While that bustle has cooled, many desperate Spaniards still work under the table — in some cases supplementing unemployment relief with money from ad hoc jobs. This helps explain why Spain’s deep despair has not exploded in quite the rage felt on the streets of Athens.
More to the point, the salvation that Europe promised 26 years ago increasingly resembles a charade. As the Yale historian Timothy Snyder has noted, Spain and its kin in Southern Europe have effectively become “pantomime republics”: elected national officials defer to the unelected supranational European Union. In policy terms, this means subscribing to the pro-austerity agenda emanating from Germany. Last September, a majority in the Spanish Parliament amended the Constitution to include a deficit reduction clause; it was the first time the document had been touched since it was written in 1978.
So what does it mean for Spaniards to “belong” to Europe now? Emigration and indignation, the defining strands of contemporary Spanish life. The number of Spaniards living abroad has spiked 23 percent during the crisis. And remittances sent back to Spain are higher than ever. Most emigrating Spaniards have streamed across Europe, heading north, where job prospects are best, although Latin America has also been a common destination. The economic crisis has inverted old Iberian paradigms: lured by the promise of developing economies, the continentals are now setting out for Angola, Ecuador, Brazil, Peru and Chile.

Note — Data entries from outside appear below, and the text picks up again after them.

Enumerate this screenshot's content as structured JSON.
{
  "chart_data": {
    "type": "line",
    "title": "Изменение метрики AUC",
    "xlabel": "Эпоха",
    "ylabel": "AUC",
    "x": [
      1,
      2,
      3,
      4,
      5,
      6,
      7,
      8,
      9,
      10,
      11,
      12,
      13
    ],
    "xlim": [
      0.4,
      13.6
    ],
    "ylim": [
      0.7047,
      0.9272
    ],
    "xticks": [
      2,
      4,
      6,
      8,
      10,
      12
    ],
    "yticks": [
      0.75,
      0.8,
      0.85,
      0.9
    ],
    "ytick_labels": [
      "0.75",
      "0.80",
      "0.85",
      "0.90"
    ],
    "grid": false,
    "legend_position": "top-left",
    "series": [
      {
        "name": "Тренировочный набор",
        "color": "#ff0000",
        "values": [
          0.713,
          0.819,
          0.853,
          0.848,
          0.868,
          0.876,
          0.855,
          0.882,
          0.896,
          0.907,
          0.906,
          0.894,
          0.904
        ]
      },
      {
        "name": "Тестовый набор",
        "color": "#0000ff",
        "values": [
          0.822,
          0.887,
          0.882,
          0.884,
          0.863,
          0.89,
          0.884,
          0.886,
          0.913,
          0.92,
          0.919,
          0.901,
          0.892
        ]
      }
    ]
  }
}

HERE at home, the crisis has left one of every two Spaniards under 25 without work. Those who left school to capitalize on bloated salaries during the construction boom are now adrift. And the job market is desiccated for the better educated too; this generation is the best qualified in the country’s history, yet its members are the first since Spain’s civil war to face worse job prospects than their parents.
Disenchantment with politics is deep. Polls last autumn suggested that young protesters had two overarching grievances: the unresponsiveness of the political class and joblessness. The sovereign debt crisis can explain both. The Brussels agenda has rendered Spain’s two major parties — the Socialists and the conservative “populares” — impotent and indistinguishable on the most important issue of the day, job creation.
Daily, hordes of Spaniards swarm the streets to protest mounting government cutbacks, while protesters with more programmatic leanings sound a refrain of reform: change the electoral law; make state finances more transparent; crack down on political corruption.
Their fixation on process is revealing. Citizens are losing confidence in the power of their votes; assemblies and rallies are hurriedly convened to stem the tide of further government cutbacks, but to scant effect. As one young protester told me, “We don’t have the luxury of advancing much of an agenda beyond beating back government cuts.”
Because Spain’s economic fate no longer seems to be in Spain’s own hands, the crucial intermediary space between what the state needs and what the people want — the ground on which politicians are normally held to account — has shrunk. Sometimes it seems that the closer Spain has moved to Europe, the more democracy eludes its grasp.
Jonathan Blitzer is a journalist and translator based in Madrid.